I have used O3 quite intensively since it was released and with all “best” models of OpenAI I’ve had a bit of a hype followed by a lot of frustration.
O3 is different in that regard, it is capable to provide very well designed code. This was my original reason of switching to it from the O3 and O4 mini-high models. I used it to beautify larger sections of code.
O3 has one significant flaw so far, it starts to seriously suck once the code reaches about 700 lines and that suck increases with linecount.

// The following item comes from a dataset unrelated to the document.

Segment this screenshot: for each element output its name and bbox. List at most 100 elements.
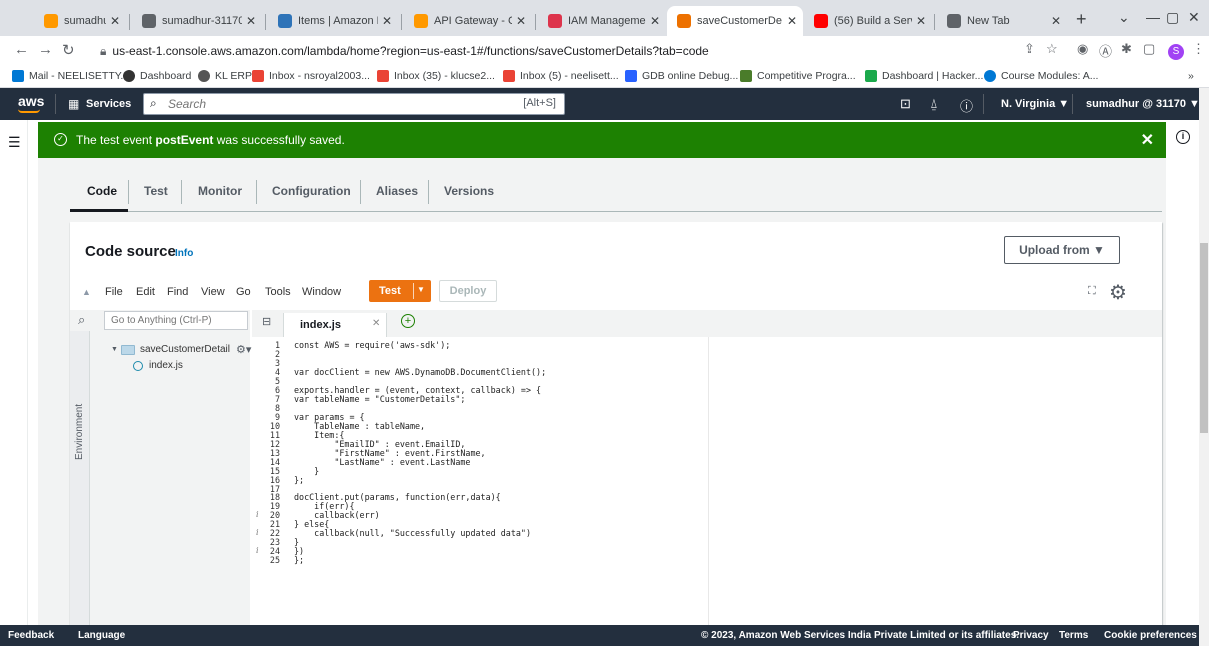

At around 800 lines O3 starts to rebell against the length, insist in only providing small patches. When small patches are given they can be a nightmare to integrate and more often they break the code.
O3 starts to remove significant code secretly to make it shorter, no matter what prompt or system prompt you use, O3 will get hostile regarding to code documentation.
I’ve tried to guard a small documentation area in my code with warning comments, with system messages and with prompt alerts .. all to no avail .. O3 will remove it.
It became more and more usual to ask it to provide a full functional return without destroying functionality 4-5 times in a row until it finally provides a working response.
O3 low is surprisingly capable too.
Overall it is a very good model, much better than 4.1 in coding but it struggles with large responses. 4.1 is better with large responses but it will fill that response with errors, so the code is more likely to be broken afterward. O3 rarely did that.
O3 is my current default model for development tasks that require some skills.
The “mini” models became useless to me.
4.1 is my default model for very simple and quick tasks, like applying a patch of low complexity.